Friday 23 October 2015

Surviving from the 1830s and 1860s are a series of accounts and receipts used by the College in the compilation of its annual audit. The receipts surviving from 1865 include a number relating to library book purchases, some from companies still in existence today. Books were purchased from Macmillan and Co, Deighton, Bell and Co, J. Hall and Son and the Cambridge University Press. Looking at one account in particular, that from Macmillan and Co from the Easter Term of 1865, the Assistant Librarian and Archivist have been able to ascertain that some of the books purchased are still in the College collection today.

Reference: XXVI/4

Towards the bottom of the receipt can be seen listed 6 books by Owen; that is in fact Sir Richard Owen, the English biologist and palaeontologist. Today he is perhaps best remembered for defining the category of large terrestrial reptiles that he named Dinosauria (meaning "Terrible Reptile" or "Fearfully Great Reptile"). 3 of the books purchased are still housed in the College.

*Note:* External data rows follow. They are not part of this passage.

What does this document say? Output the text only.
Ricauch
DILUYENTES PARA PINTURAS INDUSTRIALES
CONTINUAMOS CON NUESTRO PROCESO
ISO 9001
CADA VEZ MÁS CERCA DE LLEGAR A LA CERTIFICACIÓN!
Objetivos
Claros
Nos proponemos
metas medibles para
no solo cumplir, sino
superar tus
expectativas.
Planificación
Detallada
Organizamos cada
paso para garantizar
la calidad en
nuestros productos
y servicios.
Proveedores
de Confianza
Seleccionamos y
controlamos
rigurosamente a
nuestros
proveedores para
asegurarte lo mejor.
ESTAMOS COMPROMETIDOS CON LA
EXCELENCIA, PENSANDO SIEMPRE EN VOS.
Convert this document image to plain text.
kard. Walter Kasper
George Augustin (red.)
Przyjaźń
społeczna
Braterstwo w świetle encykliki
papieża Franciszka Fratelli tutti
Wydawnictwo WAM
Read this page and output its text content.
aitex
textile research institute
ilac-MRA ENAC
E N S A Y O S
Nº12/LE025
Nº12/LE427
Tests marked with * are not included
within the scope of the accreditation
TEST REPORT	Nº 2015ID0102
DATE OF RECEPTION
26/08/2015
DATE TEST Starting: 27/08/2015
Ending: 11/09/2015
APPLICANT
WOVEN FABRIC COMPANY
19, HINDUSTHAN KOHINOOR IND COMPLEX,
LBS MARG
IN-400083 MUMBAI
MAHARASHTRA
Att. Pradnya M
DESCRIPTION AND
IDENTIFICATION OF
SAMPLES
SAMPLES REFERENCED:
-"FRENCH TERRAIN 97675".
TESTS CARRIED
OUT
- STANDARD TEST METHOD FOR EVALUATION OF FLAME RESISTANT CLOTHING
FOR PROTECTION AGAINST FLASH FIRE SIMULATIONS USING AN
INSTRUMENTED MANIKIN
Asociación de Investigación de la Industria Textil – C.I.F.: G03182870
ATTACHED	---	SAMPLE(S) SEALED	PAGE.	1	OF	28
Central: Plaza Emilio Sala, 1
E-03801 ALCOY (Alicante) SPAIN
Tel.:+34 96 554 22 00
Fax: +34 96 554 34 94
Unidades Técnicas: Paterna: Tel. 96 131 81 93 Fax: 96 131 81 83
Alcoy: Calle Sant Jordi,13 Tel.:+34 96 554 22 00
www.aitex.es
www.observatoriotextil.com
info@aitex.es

This book was actually a lecture that was delivered at Senate House in Cambridge in May 1859, to which was subsequently added appendices On the gorilla and On the extinction and transmutation of species.

Reference: D.5.40

Description of the Skeleton of an Extinct Gigantic Sloth Mydoldon Robustus was part of a vast array of publications by Owen in the 1840s that significantly contributed to the the study of palaeontology and comparative anatomy.

Reference: M.3.18

The last book purchased on the Easter Term account was Odontography, or, a Treatise on the Comparative Anatomy of the Teeth. The plate above shows the forms of teeth in extinct reptiles. 

Reference: F.7.2-3

The selection of these and other books such as Sir Charles Lyell's Geology and Robert Grant's Africa reflects the growing interest in natural history that stemmed from the work of Charles Darwin in the 1850s.